Two New Book Reviews

By Adventures in Obsessive Reading 

Everything I Never Told You

Author: Celeste Ng
Page Count: 304
Rating: B
Keywords: Loss, Identity. Infidelity, Family, Chinese Americans, 1970s
Genre: Young Adult Fiction
Narrator: Cassandra Campbell
Duration: 10 hours 1 minute
Younger Readers: Drinking, sex, smoking, abuse, racism, and suicide are all topics that would make this inappropriate for very young readers.

I had seen quite a few people reading this when it first came out but never got around to picking up a copy of it. Seeing it on the Audible app was a pleasant surprise.

Overall, I really enjoyed this book. It really reminded me of a book I read about a young Chinese American girl when I was in 8th grade. Her struggles of trying to fit in while also embracing her grandmother’s culture reminded me quite a bit of Lydia’s struggles to fit in in Ohio. I wish I remembered the name of the book but all I can remember is that the girl loved jade and wanted to go to school in Colorado to be a geologist. If I happen to remember the title I will update this post.

As you can probably tell from the synopsis this is a dark story about loss. Lydia is shown throughout the book in flashbacks while her family is shown falling apart. The struggles of an interracial family in 1970s America were shown quite well, both through the perspective of the parents and the children. Identity and self-discovery are major themes explored throughout. While this is certainly a depressing story it never felt unbearable to read. I wanted to find out what happened next, wanted to get to know the Lees, wanted to see them come through this.

Traditional YA tends to focus more on the teenagers. I enjoyed that this one explored the Lee parents in more detail. It added a sense of reality and depth to the tale that it would have lacked otherwise. Moral dilemmas that they face are quite poignant. Mr. and Mrs. Lee are devastating and beautiful all at once.

The narration was also enjoyable. Cassandra Campbell’s reading was clear without being overly dramatic. I found it easy to pay attention to the story without being distracted by her voice. I tend to put the speed at 1.5x. Some books this has sounded like a jumbled mess but this reading did just fine.


Author: Jodi Meadows
Page Count: 406
Rating: B
Keywords: Fantasy, True Love, Reincarnation, Rights
Genre: Young Adult
Younger Readers: This one is pretty safe. The main character actually doesn’t even know what sex is. It is alluded to as this mysterious thing that everyone else knows about, but she is left in the dark. So no steamy scenes that move past a couple of lines of kissing. I also do not recall in harsh language. 

Asunder is the second instalment in the Newsoul trilogy by Jodi Meadows. Incarnate is the first book that I read about a year ago. I absolutely LOVED that book. Sam and Ana are great together and the action in the book is fast paced. And do I even need to mention the covers? This series is gorgeous. From the dust jacket to the interior illustrations at the tops of chapters I love the attention to detail. Even the bright colors of the hardcovers is fantastic. Needless to say, I love having these in my book collection.

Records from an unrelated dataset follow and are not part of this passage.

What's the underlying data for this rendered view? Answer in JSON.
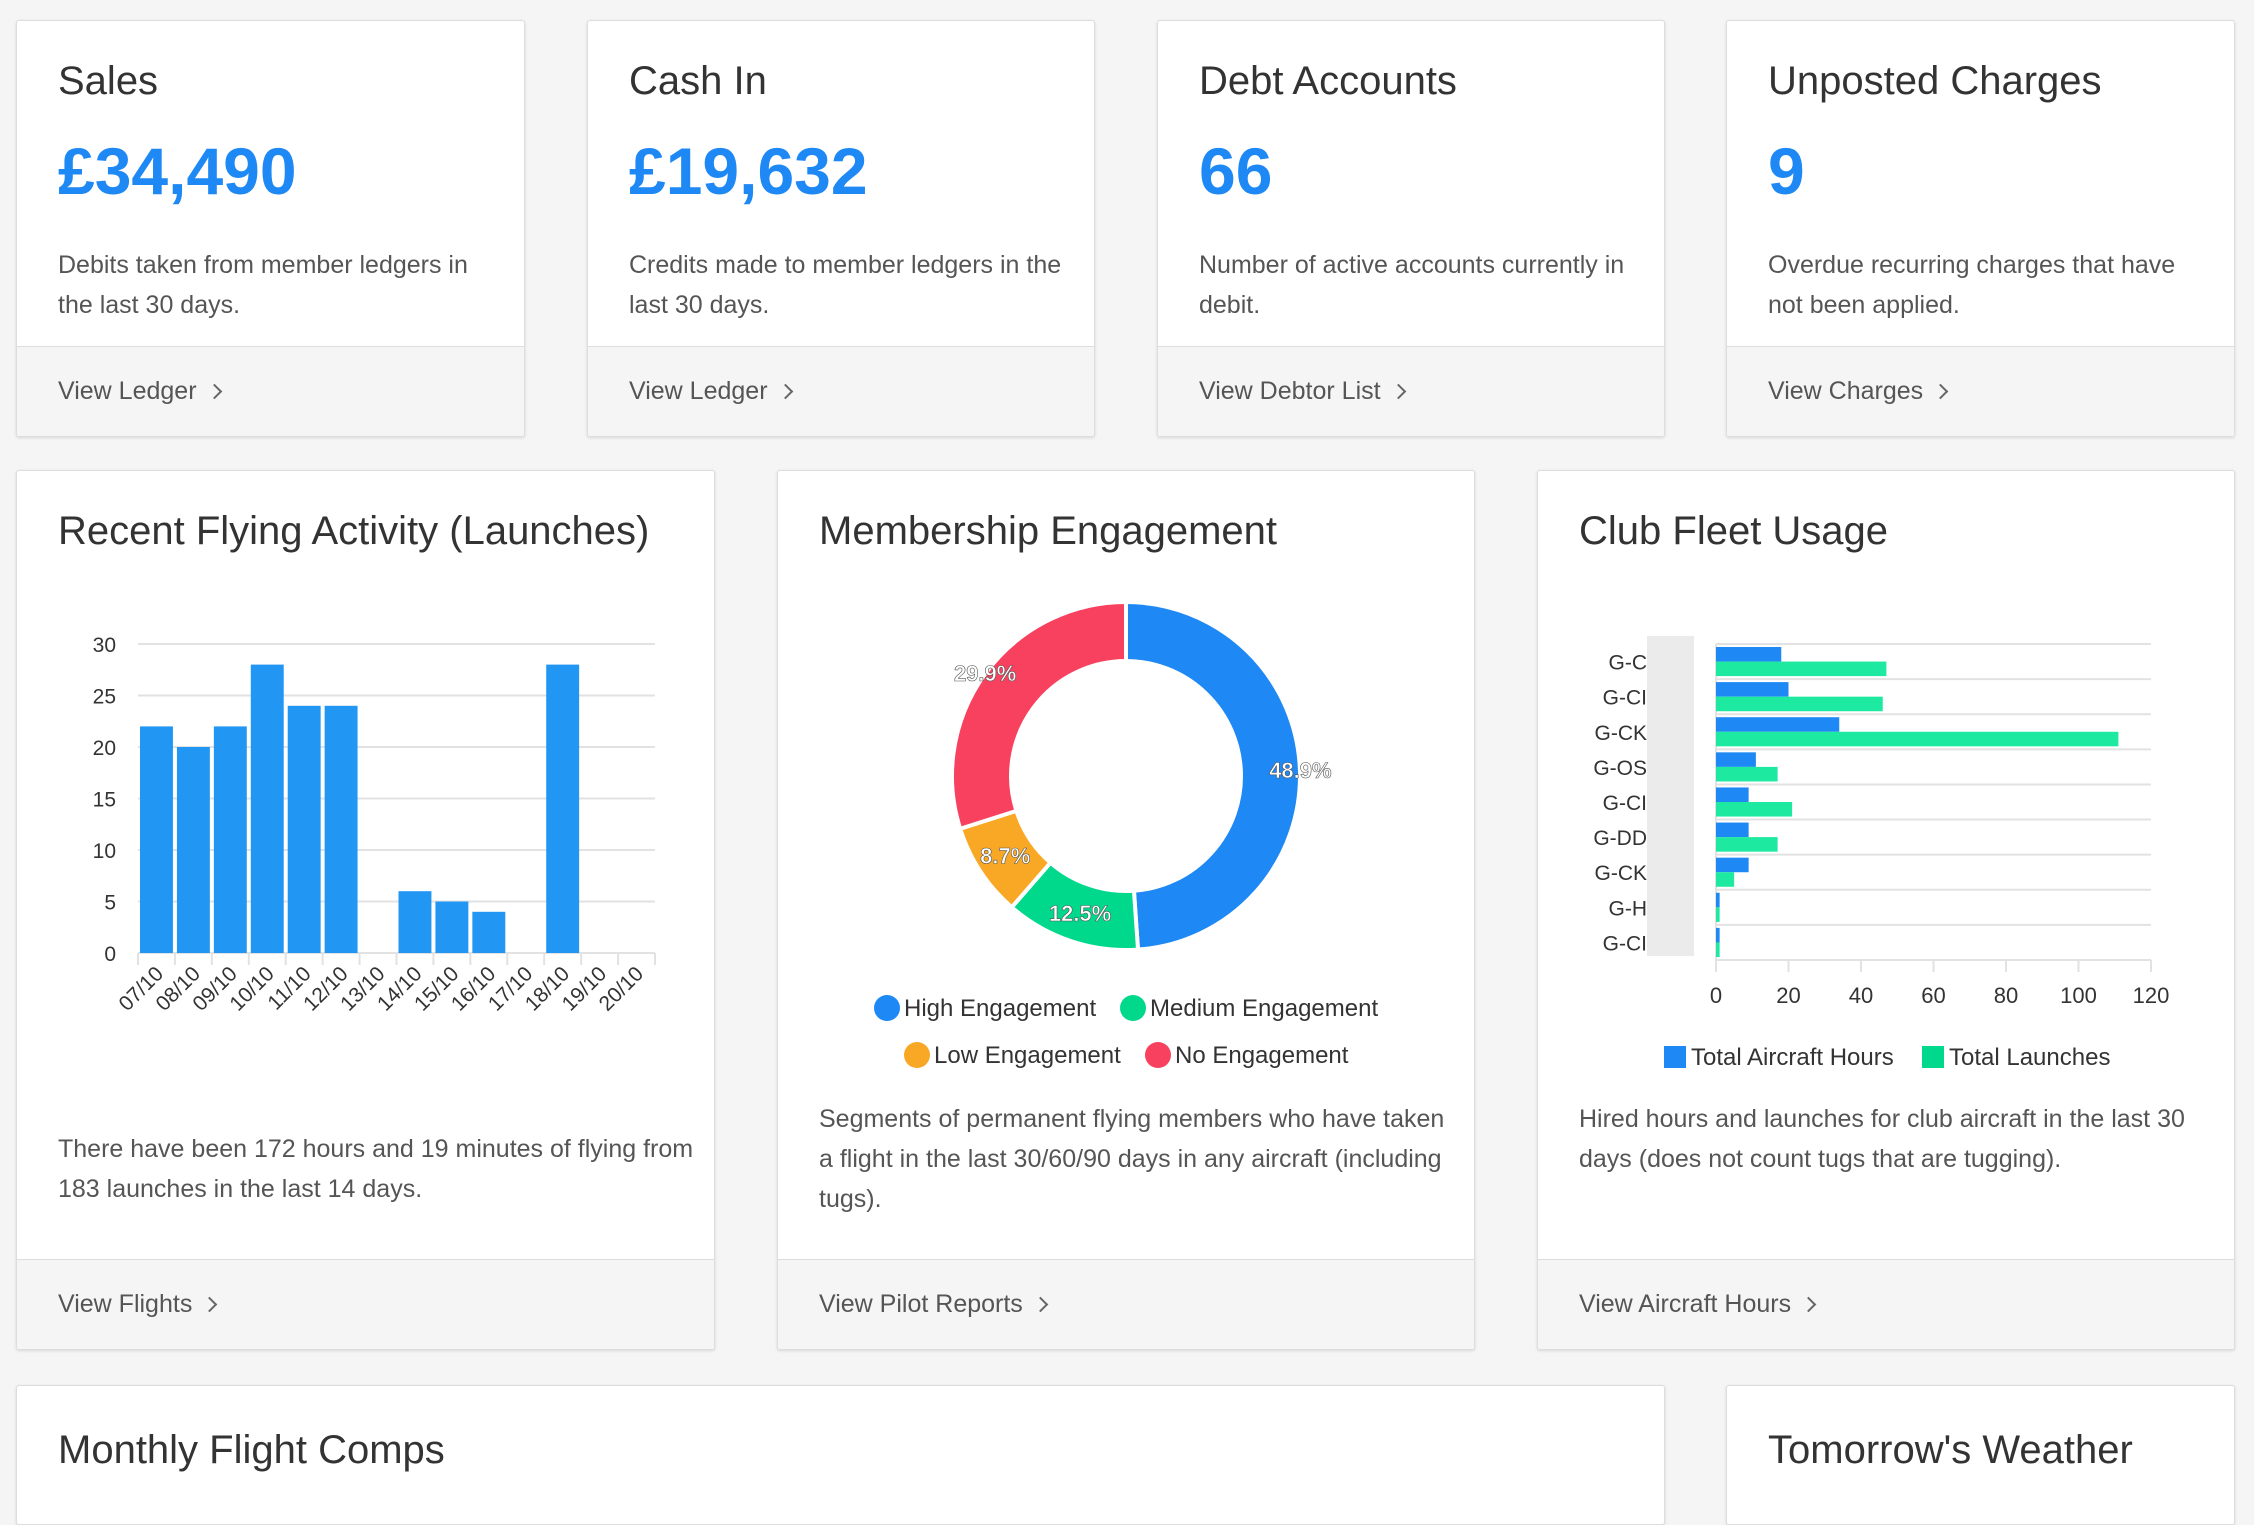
{
  "stats": [
    {
      "title": "Sales",
      "value": "£34,490",
      "desc": "Debits taken from member ledgers in the last 30 days.",
      "link": "View Ledger"
    },
    {
      "title": "Cash In",
      "value": "£19,632",
      "desc": "Credits made to member ledgers in the last 30 days.",
      "link": "View Ledger"
    },
    {
      "title": "Debt Accounts",
      "value": "66",
      "desc": "Number of active accounts currently in debit.",
      "link": "View Debtor List"
    },
    {
      "title": "Unposted Charges",
      "value": "9",
      "desc": "Overdue recurring charges that have not been applied.",
      "link": "View Charges"
    }
  ],
  "flying": {
    "title": "Recent Flying Activity (Launches)",
    "desc": "There have been 172 hours and 19 minutes of flying from 183 launches in the last 14 days.",
    "link": "View Flights"
  },
  "engagement": {
    "title": "Membership Engagement",
    "desc": "Segments of permanent flying members who have taken a flight in the last 30/60/90 days in any aircraft (including tugs).",
    "link": "View Pilot Reports"
  },
  "fleet": {
    "title": "Club Fleet Usage",
    "desc": "Hired hours and launches for club aircraft in the last 30 days (does not count tugs that are tugging).",
    "link": "View Aircraft Hours"
  },
  "bottom": {
    "comps_title": "Monthly Flight Comps",
    "weather_title": "Tomorrow's Weather"
  },
  "chart_data": [
    {
      "type": "bar",
      "categories": [
        "07/10",
        "08/10",
        "09/10",
        "10/10",
        "11/10",
        "12/10",
        "13/10",
        "14/10",
        "15/10",
        "16/10",
        "17/10",
        "18/10",
        "19/10",
        "20/10"
      ],
      "values": [
        22,
        20,
        22,
        28,
        24,
        24,
        0,
        6,
        5,
        4,
        0,
        28,
        0,
        0
      ],
      "ylim": [
        0,
        30
      ],
      "yticks": [
        0,
        5,
        10,
        15,
        20,
        25,
        30
      ],
      "grid": true,
      "color": "#2196f3"
    },
    {
      "type": "pie",
      "donut": true,
      "categories": [
        "High Engagement",
        "Medium Engagement",
        "Low Engagement",
        "No Engagement"
      ],
      "values": [
        48.9,
        12.5,
        8.7,
        29.9
      ],
      "labels": [
        "48.9%",
        "12.5%",
        "8.7%",
        "29.9%"
      ],
      "colors": [
        "#1e88f5",
        "#00d98b",
        "#f9a825",
        "#f7415f"
      ],
      "legend": "bottom"
    },
    {
      "type": "bar",
      "orientation": "horizontal",
      "categories": [
        "G-C",
        "G-CI",
        "G-CK",
        "G-OS",
        "G-CI",
        "G-DD",
        "G-CK",
        "G-H",
        "G-CI"
      ],
      "series": [
        {
          "name": "Total Aircraft Hours",
          "values": [
            18,
            20,
            34,
            11,
            9,
            9,
            9,
            1,
            1
          ],
          "color": "#1e88f5"
        },
        {
          "name": "Total Launches",
          "values": [
            47,
            46,
            111,
            17,
            21,
            17,
            5,
            1,
            1
          ],
          "color": "#1de9a0"
        }
      ],
      "xlim": [
        0,
        120
      ],
      "xticks": [
        0,
        20,
        40,
        60,
        80,
        100,
        120
      ],
      "grid": true,
      "legend": "bottom"
    }
  ]
}
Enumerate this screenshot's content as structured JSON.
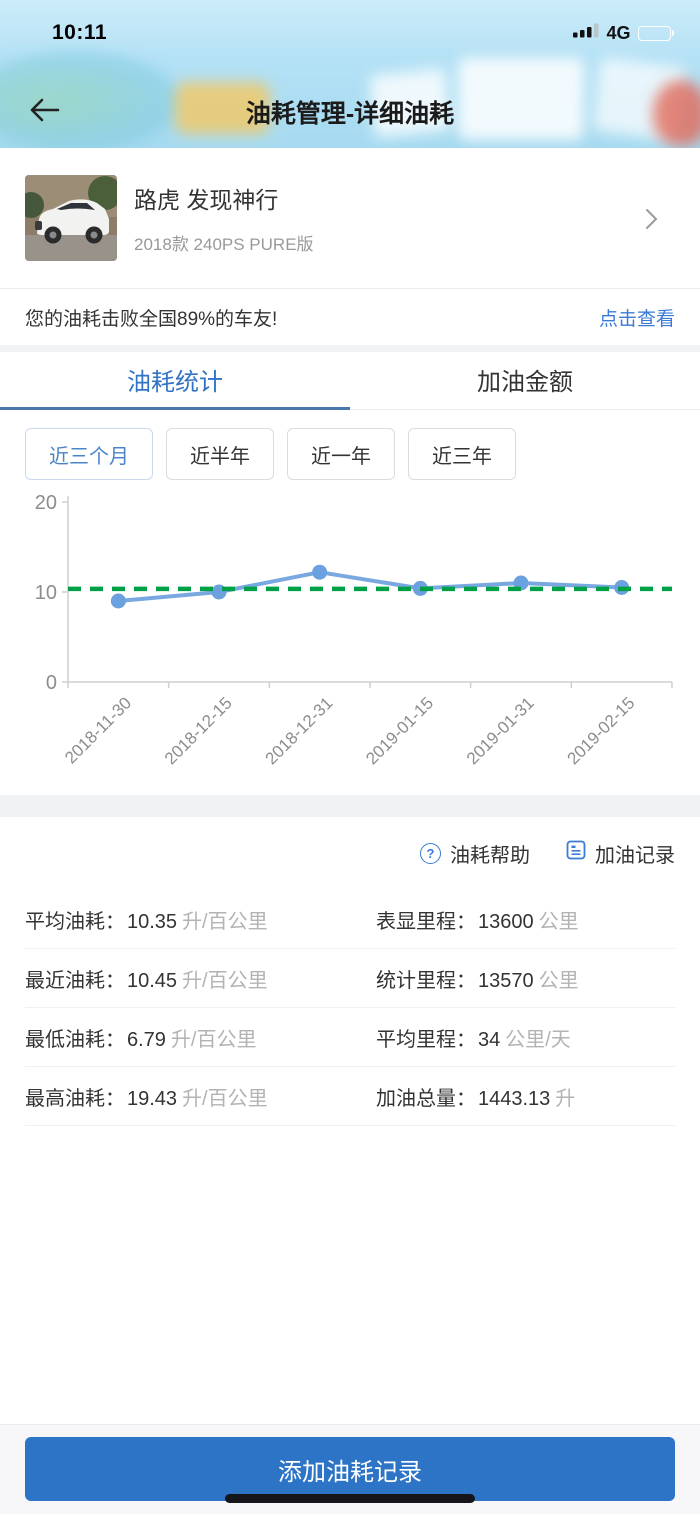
{
  "status_bar": {
    "time": "10:11",
    "network": "4G"
  },
  "header": {
    "title": "油耗管理-详细油耗"
  },
  "car": {
    "name": "路虎 发现神行",
    "trim": "2018款 240PS PURE版"
  },
  "beat_banner": {
    "text": "您的油耗击败全国89%的车友!",
    "link": "点击查看"
  },
  "tabs": [
    {
      "label": "油耗统计",
      "active": true
    },
    {
      "label": "加油金额",
      "active": false
    }
  ],
  "filters": {
    "options": [
      "近三个月",
      "近半年",
      "近一年",
      "近三年"
    ],
    "selected": "近三个月"
  },
  "chart_data": {
    "type": "line",
    "x": [
      "2018-11-30",
      "2018-12-15",
      "2018-12-31",
      "2019-01-15",
      "2019-01-31",
      "2019-02-15"
    ],
    "series": [
      {
        "name": "油耗",
        "values": [
          9.0,
          10.0,
          12.2,
          10.4,
          11.0,
          10.5
        ]
      }
    ],
    "average_line": 10.35,
    "ylim": [
      0,
      20
    ],
    "yticks": [
      0,
      10,
      20
    ],
    "grid": false,
    "legend": false,
    "line_color": "#79a8e0",
    "point_color": "#6ba1de",
    "average_line_color": "#00a046",
    "axis_color": "#cfcfcf",
    "label_color": "#8d8d8d"
  },
  "links": {
    "help": "油耗帮助",
    "records": "加油记录"
  },
  "stats": {
    "rows": [
      {
        "left": {
          "label": "平均油耗：",
          "value": "10.35",
          "unit": "升/百公里"
        },
        "right": {
          "label": "表显里程：",
          "value": "13600",
          "unit": "公里"
        }
      },
      {
        "left": {
          "label": "最近油耗：",
          "value": "10.45",
          "unit": "升/百公里"
        },
        "right": {
          "label": "统计里程：",
          "value": "13570",
          "unit": "公里"
        }
      },
      {
        "left": {
          "label": "最低油耗：",
          "value": "6.79",
          "unit": "升/百公里"
        },
        "right": {
          "label": "平均里程：",
          "value": "34",
          "unit": "公里/天"
        }
      },
      {
        "left": {
          "label": "最高油耗：",
          "value": "19.43",
          "unit": "升/百公里"
        },
        "right": {
          "label": "加油总量：",
          "value": "1443.13",
          "unit": "升"
        }
      }
    ]
  },
  "footer": {
    "add_button": "添加油耗记录"
  },
  "colors": {
    "accent_blue": "#3a7bd5",
    "button_blue": "#2d74c6",
    "tab_underline": "#4a78ad",
    "average_green": "#00a046"
  }
}
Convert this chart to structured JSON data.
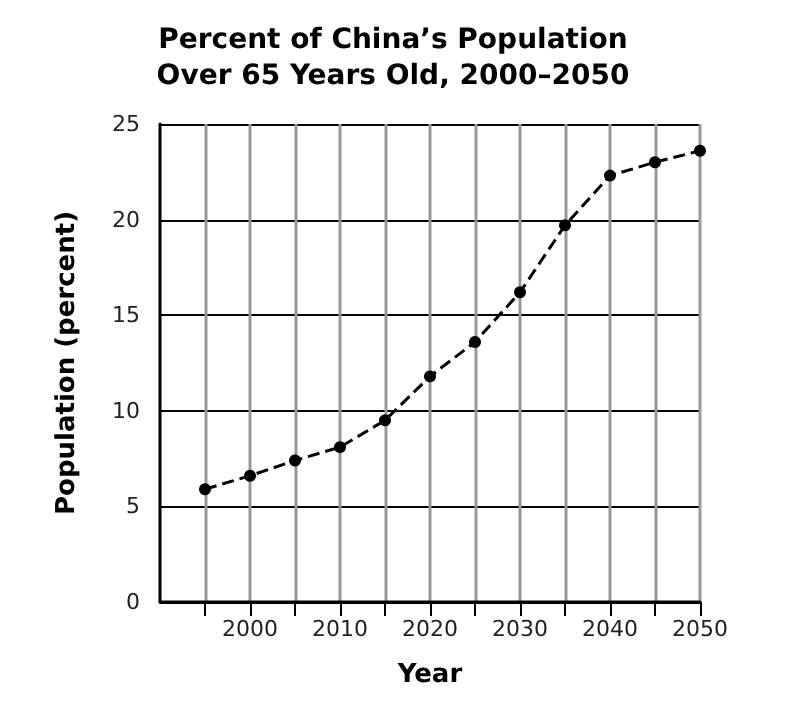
{
  "chart_data": {
    "type": "line",
    "title": "Percent of China’s Population\nOver 65 Years Old, 2000–2050",
    "xlabel": "Year",
    "ylabel": "Population (percent)",
    "x": [
      1995,
      2000,
      2005,
      2010,
      2015,
      2020,
      2025,
      2030,
      2035,
      2040,
      2045,
      2050
    ],
    "series": [
      {
        "color": "#000000",
        "values": [
          5.9,
          6.6,
          7.4,
          8.1,
          9.5,
          11.8,
          13.6,
          16.2,
          19.7,
          22.3,
          23.0,
          23.6
        ]
      }
    ],
    "xlim": [
      1990,
      2050
    ],
    "xticks": [
      {
        "value": 1995,
        "label": null
      },
      2000,
      {
        "value": 2005,
        "label": null
      },
      2010,
      {
        "value": 2015,
        "label": null
      },
      2020,
      {
        "value": 2025,
        "label": null
      },
      2030,
      {
        "value": 2035,
        "label": null
      },
      2040,
      {
        "value": 2045,
        "label": null
      },
      2050
    ],
    "ylim": [
      0,
      25
    ],
    "yticks": [
      0,
      5,
      10,
      15,
      20,
      25
    ],
    "grid": true,
    "marker": "circle",
    "line_style": "dashed"
  }
}
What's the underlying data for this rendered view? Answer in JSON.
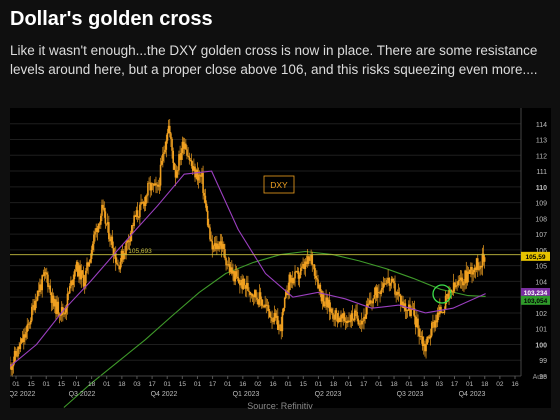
{
  "header": {
    "title": "Dollar's golden cross",
    "subtitle": "Like it wasn't enough...the DXY golden cross is now in place. There are some resistance levels around here, but a proper close above 106, and this risks squeezing even more...."
  },
  "source": "Source: Refinitiv",
  "colors": {
    "background": "#0f0f0f",
    "plot_background": "#000000",
    "price": "#f0a020",
    "ma_50": "#9b3fc0",
    "ma_200": "#3f9a2a",
    "resistance": "#c8c040",
    "circle": "#3ce04a",
    "last_price_tag": "#e6c200",
    "ma_50_tag": "#7a2fa0",
    "ma_200_tag": "#2f9a2a"
  },
  "chart_data": {
    "type": "line",
    "series_label": "DXY",
    "ylim": [
      98,
      115
    ],
    "y_ticks": [
      98,
      99,
      100,
      101,
      102,
      103,
      104,
      105,
      106,
      107,
      108,
      109,
      110,
      111,
      112,
      113,
      114
    ],
    "y_tick_labels": [
      "98",
      "99",
      "100",
      "101",
      "102",
      "103",
      "104",
      "105",
      "106",
      "107",
      "108",
      "109",
      "110",
      "111",
      "112",
      "113",
      "114"
    ],
    "axis_corner_label": "Auto",
    "x_day_labels": [
      "01",
      "15",
      "01",
      "15",
      "01",
      "18",
      "01",
      "18",
      "03",
      "17",
      "01",
      "15",
      "01",
      "17",
      "01",
      "16",
      "02",
      "16",
      "01",
      "15",
      "01",
      "18",
      "01",
      "17",
      "01",
      "18",
      "01",
      "18",
      "03",
      "17",
      "01",
      "18",
      "02",
      "16"
    ],
    "x_quarter_labels": [
      "Q2 2022",
      "Q3 2022",
      "Q4 2022",
      "Q1 2023",
      "Q2 2023",
      "Q3 2023",
      "Q4 2023"
    ],
    "resistance_level": {
      "value": 105.693,
      "label": "105,693"
    },
    "value_tags": [
      {
        "label": "105,59",
        "value": 105.59
      },
      {
        "label": "103,234",
        "value": 103.234
      },
      {
        "label": "103,054",
        "value": 103.054
      }
    ],
    "highlight": "golden cross (circled)",
    "series": [
      {
        "name": "DXY",
        "style": "candles",
        "x": [
          "2022-04-01",
          "2022-04-10",
          "2022-04-20",
          "2022-05-01",
          "2022-05-12",
          "2022-05-20",
          "2022-06-01",
          "2022-06-14",
          "2022-06-24",
          "2022-07-05",
          "2022-07-14",
          "2022-07-25",
          "2022-08-01",
          "2022-08-10",
          "2022-08-20",
          "2022-08-29",
          "2022-09-05",
          "2022-09-15",
          "2022-09-27",
          "2022-10-05",
          "2022-10-15",
          "2022-10-25",
          "2022-11-04",
          "2022-11-15",
          "2022-11-25",
          "2022-12-05",
          "2022-12-15",
          "2022-12-28",
          "2023-01-10",
          "2023-01-20",
          "2023-02-01",
          "2023-02-10",
          "2023-02-20",
          "2023-03-01",
          "2023-03-08",
          "2023-03-20",
          "2023-04-01",
          "2023-04-14",
          "2023-04-25",
          "2023-05-05",
          "2023-05-15",
          "2023-05-31",
          "2023-06-10",
          "2023-06-20",
          "2023-07-01",
          "2023-07-10",
          "2023-07-14",
          "2023-07-25",
          "2023-08-05",
          "2023-08-15",
          "2023-08-25",
          "2023-09-05",
          "2023-09-15",
          "2023-09-21"
        ],
        "values": [
          98.6,
          99.6,
          100.8,
          103.2,
          104.5,
          102.5,
          102.0,
          105.0,
          104.0,
          106.8,
          108.5,
          106.5,
          105.0,
          106.2,
          108.0,
          108.8,
          110.0,
          109.8,
          114.0,
          110.8,
          113.0,
          111.0,
          110.5,
          106.0,
          106.5,
          104.8,
          104.0,
          103.5,
          102.8,
          102.0,
          101.0,
          104.0,
          104.3,
          105.0,
          105.5,
          103.0,
          102.0,
          101.5,
          101.8,
          101.6,
          102.8,
          104.2,
          103.5,
          102.5,
          102.0,
          100.5,
          99.8,
          101.5,
          102.5,
          103.5,
          104.0,
          104.8,
          105.2,
          105.6
        ]
      },
      {
        "name": "50-day moving average",
        "style": "line",
        "x": [
          "2022-04-01",
          "2022-05-01",
          "2022-06-01",
          "2022-07-01",
          "2022-08-01",
          "2022-08-20",
          "2022-09-15",
          "2022-10-15",
          "2022-11-15",
          "2022-12-15",
          "2023-01-15",
          "2023-02-15",
          "2023-03-15",
          "2023-04-15",
          "2023-05-15",
          "2023-06-15",
          "2023-07-15",
          "2023-08-15",
          "2023-09-21"
        ],
        "values": [
          98.6,
          100.0,
          102.2,
          104.0,
          106.0,
          107.2,
          108.8,
          110.8,
          111.0,
          107.3,
          104.5,
          103.0,
          103.3,
          102.9,
          102.3,
          102.5,
          102.0,
          102.3,
          103.23
        ]
      },
      {
        "name": "200-day moving average",
        "style": "line",
        "x": [
          "2022-06-01",
          "2022-07-01",
          "2022-08-01",
          "2022-09-01",
          "2022-10-01",
          "2022-11-01",
          "2022-12-01",
          "2023-01-01",
          "2023-02-01",
          "2023-03-01",
          "2023-04-01",
          "2023-05-01",
          "2023-06-01",
          "2023-07-01",
          "2023-08-01",
          "2023-09-01",
          "2023-09-21"
        ],
        "values": [
          96.0,
          97.5,
          98.9,
          100.3,
          101.8,
          103.3,
          104.5,
          105.2,
          105.7,
          105.9,
          105.7,
          105.3,
          104.8,
          104.2,
          103.5,
          103.1,
          103.05
        ]
      }
    ]
  }
}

Meadows creates a rich and intriguing world that is unique and can easily draw a reader in, devouring the pages to discover Range and Heart. Sylph are fascinating, creatures of heat that everyone fears. And I love the developments that Meadows makes in this second installment. Their odd attraction to Ana and their history revealed in this book were probably my favorite aspects of the story.

I did not like this book as much as the first one but I still enjoyed it. The action is less obvious in this installment and there is more of a focus on the mystery of how newsouls are being created and the politics of Heart. 

Ana, our newsoul, is the only main character that has not been reincarnated for thousands of years. This causes fear in the residents of Heart, which is the main contention in this book. The fear of more newsouls and darksouls leads many people to abusive actions that could bring up the question of human rights for readers. Ana grows up somewhat and begins to take on the role of revolutionary. I am excited to see where her journey takes her next.

My feelings on Sam were somewhat conflicted. I used to absolutely adore his character without question. He was the knight in shining armor that protected Ana, helped her gain some degree of acceptance in Heart, and played piano. He was sort of dreamy. After reading this one though, I am not quite so enchanted with the young man. While he is still protective of Ana, there is more tension between them. He does not trust her and his opinion is too easily swayed by others. Hopefully he can redeem himself later on.

Not a bad follow up to Incarnate, but not my favorite of the two. I can’t wait to see where the series goes with Infinite.